While you disable the user-defined dealing with, Redshift Spectrum defaults to the utmost quantity the numeric information kind can deal with, for our case SMALLINT can deal with as much as 32767:
While you select SET_TO_NULL
, Redshift Spectrum units to null
the column with numeric overflow:
While you select DROP_ROW
, Redshift Spectrum drops the row containing the column with numeric overflow:
While you select FAIL
, Redshift Spectrum fails and returns an error:
We have to disable the user-defined information dealing with for this information error earlier than demonstrating the following kind of error:
Cease queries at MAXERROR threshold
It’s also possible to select to cease the question if it reaches a sure threshold in errors by utilizing the newly launched parameter spectrum_query_maxerror
:
The next screenshot exhibits that the question ran efficiently.
Nevertheless, in case you lower this threshold to a decrease quantity, the question fails as a result of it reached the preset threshold:
Error logging
With the introduction of the brand new user-defined information dealing with characteristic, we additionally launched the brand new view svl_spectrum_scan_error
, which lets you view a helpful pattern set of the logs of errors. The desk accommodates the question, file, row, column, error code, dealing with motion that was utilized, in addition to the unique worth and the modified (ensuing) worth. See the next code:
Clear up
To keep away from incurring future fees, full the next steps:
- Delete the Amazon Redshift cluster created for this demonstration. When you had been utilizing an current cluster, drop the created exterior desk and exterior schema.
- Delete the S3 bucket.
- Delete the AWS Glue Knowledge Catalog database.
Conclusion
On this put up, we demonstrated Redshift Spectrum’s newly added characteristic of user-defined information error dealing with and confirmed how this characteristic gives the pliability to take a user-defined strategy to take care of information exceptions in processing exterior information. We additionally demonstrated how the logging enhancements present transparency on the errors encountered in exterior information processing without having to jot down extra customized code.

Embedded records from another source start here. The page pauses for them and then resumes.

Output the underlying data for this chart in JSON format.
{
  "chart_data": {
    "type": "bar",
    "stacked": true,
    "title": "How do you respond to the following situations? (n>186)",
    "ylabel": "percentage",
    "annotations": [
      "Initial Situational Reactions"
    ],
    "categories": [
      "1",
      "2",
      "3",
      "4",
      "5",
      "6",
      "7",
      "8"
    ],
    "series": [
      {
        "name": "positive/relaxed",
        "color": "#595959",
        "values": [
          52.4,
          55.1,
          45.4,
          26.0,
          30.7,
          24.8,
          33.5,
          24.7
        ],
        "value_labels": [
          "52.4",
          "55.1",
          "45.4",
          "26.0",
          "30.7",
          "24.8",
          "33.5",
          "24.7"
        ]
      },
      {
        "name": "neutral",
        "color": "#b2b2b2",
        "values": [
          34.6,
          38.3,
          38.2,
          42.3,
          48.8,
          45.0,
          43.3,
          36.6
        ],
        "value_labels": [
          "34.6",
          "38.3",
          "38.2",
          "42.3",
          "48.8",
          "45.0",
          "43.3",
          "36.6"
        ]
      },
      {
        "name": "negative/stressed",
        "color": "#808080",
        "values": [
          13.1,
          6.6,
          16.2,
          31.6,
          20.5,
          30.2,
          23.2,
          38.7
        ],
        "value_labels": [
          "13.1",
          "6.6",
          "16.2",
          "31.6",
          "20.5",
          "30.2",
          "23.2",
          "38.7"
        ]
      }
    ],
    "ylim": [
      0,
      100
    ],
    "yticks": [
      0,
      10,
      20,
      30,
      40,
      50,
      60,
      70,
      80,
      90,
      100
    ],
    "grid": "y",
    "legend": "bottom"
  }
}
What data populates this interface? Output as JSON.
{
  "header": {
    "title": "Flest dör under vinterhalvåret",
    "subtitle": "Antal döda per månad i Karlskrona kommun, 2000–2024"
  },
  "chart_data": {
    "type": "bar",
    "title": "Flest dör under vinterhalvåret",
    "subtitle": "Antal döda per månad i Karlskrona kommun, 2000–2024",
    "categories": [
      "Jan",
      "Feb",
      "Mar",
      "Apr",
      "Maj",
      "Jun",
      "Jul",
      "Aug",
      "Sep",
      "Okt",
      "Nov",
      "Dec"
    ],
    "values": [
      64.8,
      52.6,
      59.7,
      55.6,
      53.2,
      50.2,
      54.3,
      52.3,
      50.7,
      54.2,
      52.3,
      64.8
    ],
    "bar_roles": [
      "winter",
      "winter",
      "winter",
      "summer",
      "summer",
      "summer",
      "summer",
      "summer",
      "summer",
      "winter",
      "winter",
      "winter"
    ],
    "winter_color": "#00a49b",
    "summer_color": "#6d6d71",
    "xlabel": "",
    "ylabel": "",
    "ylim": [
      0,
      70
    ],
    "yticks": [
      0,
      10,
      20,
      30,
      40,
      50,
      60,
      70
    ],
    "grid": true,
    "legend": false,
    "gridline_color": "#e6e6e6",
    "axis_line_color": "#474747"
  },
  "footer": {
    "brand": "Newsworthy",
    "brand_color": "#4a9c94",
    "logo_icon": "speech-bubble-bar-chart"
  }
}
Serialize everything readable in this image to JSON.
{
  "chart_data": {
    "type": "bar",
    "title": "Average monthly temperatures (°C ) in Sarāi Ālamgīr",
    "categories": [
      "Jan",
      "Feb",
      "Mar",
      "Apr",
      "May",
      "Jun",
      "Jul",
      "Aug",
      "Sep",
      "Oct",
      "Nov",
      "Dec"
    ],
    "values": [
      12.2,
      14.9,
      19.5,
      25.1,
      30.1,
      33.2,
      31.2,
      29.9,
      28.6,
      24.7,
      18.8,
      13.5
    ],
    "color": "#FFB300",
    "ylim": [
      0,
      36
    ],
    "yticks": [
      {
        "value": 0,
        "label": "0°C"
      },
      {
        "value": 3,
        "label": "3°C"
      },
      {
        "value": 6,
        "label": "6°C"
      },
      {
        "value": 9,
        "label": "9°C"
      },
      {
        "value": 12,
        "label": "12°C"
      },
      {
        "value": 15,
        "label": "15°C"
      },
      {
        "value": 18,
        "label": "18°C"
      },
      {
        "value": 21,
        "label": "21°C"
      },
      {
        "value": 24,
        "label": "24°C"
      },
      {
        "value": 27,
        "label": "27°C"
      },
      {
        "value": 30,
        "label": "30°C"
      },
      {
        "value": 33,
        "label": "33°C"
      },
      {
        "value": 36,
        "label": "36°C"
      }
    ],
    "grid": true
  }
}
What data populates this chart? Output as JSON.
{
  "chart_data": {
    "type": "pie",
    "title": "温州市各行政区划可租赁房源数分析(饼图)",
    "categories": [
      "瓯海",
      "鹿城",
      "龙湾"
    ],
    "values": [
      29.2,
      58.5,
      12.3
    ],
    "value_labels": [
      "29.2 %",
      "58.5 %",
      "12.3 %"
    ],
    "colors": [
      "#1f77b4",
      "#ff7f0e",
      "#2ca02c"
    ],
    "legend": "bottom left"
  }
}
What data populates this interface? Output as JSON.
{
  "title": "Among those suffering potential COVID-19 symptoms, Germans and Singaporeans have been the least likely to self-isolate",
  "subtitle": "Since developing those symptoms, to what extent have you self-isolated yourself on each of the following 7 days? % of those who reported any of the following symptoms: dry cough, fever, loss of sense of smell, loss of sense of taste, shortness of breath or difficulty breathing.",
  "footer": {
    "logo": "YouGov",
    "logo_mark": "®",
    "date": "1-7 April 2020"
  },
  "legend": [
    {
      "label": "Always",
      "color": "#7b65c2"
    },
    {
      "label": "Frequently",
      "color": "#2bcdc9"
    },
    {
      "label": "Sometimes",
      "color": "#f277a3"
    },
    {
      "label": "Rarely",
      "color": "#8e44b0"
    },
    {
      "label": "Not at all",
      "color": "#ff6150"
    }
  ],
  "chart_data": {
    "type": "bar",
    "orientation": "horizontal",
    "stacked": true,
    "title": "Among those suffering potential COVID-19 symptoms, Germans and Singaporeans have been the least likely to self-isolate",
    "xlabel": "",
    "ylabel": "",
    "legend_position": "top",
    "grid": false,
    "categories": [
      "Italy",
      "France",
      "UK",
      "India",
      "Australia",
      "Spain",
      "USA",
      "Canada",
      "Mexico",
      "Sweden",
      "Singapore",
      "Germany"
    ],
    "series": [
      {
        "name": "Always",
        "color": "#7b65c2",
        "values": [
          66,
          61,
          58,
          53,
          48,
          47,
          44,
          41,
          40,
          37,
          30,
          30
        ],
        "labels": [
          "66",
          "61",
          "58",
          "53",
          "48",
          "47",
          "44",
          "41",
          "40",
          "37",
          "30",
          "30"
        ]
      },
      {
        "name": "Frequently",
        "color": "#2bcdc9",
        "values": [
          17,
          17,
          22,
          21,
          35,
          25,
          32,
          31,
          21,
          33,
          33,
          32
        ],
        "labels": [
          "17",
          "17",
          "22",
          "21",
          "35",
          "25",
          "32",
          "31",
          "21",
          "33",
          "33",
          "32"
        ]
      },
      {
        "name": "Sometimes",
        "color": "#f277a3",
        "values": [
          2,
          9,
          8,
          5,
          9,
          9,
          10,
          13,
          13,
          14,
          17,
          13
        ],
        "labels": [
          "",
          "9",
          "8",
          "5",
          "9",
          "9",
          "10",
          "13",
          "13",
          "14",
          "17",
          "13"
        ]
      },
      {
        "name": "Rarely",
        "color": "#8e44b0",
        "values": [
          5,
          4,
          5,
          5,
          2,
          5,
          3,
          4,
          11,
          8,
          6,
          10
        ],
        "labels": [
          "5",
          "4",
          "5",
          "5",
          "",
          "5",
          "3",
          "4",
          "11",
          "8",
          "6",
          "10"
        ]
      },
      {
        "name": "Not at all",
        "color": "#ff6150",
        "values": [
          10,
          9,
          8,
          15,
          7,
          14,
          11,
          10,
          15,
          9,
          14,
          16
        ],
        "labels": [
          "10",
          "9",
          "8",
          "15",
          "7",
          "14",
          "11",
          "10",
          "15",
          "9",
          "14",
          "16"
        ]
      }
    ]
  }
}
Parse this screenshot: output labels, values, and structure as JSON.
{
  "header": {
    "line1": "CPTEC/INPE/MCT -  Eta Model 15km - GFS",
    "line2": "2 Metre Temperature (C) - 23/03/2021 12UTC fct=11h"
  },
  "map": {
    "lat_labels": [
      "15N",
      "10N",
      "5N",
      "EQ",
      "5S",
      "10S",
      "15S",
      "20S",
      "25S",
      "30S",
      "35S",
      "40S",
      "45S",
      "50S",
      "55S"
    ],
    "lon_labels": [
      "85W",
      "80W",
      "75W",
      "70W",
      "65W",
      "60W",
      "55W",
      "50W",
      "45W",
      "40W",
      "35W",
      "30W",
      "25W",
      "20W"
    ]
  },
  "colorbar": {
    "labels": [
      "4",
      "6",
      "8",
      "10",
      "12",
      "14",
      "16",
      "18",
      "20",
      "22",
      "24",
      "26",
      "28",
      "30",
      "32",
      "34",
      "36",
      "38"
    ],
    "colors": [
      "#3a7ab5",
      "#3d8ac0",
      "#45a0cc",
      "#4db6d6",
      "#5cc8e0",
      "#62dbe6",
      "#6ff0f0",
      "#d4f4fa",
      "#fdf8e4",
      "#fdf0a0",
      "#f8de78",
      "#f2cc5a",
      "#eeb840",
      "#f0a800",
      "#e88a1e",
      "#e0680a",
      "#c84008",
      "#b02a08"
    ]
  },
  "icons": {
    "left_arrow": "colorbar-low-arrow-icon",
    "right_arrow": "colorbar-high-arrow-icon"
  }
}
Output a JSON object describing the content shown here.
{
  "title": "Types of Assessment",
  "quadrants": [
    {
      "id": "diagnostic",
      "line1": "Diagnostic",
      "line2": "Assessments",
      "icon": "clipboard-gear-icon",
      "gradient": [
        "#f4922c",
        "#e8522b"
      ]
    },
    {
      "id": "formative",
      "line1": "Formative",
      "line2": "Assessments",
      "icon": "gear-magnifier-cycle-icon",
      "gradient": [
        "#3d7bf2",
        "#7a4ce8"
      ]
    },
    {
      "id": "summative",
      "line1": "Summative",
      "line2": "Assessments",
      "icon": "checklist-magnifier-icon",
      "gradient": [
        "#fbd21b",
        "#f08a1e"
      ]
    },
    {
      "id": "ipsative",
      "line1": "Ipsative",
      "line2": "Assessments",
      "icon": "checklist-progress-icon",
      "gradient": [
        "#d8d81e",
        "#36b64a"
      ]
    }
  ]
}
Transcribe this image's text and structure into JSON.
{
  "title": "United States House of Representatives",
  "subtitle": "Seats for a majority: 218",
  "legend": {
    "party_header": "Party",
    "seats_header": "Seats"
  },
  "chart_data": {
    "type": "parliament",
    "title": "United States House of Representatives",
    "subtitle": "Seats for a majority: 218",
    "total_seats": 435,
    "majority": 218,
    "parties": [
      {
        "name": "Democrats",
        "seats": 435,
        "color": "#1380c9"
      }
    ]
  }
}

We look ahead to listening to from you about your expertise. When you’ve got questions or solutions, please go away a remark.
Concerning the Authors
Ahmed Shehata is a Knowledge Warehouse Specialist Options Architect with Amazon Internet Companies, based mostly out of Toronto.
Milind Oke is a Knowledge Warehouse Specialist Options Architect based mostly out of New York. He has been constructing information warehouse options for over 15 years and focuses on Amazon Redshift. He’s targeted on serving to clients design and construct enterprise-scale well-architected analytics and choice assist platforms.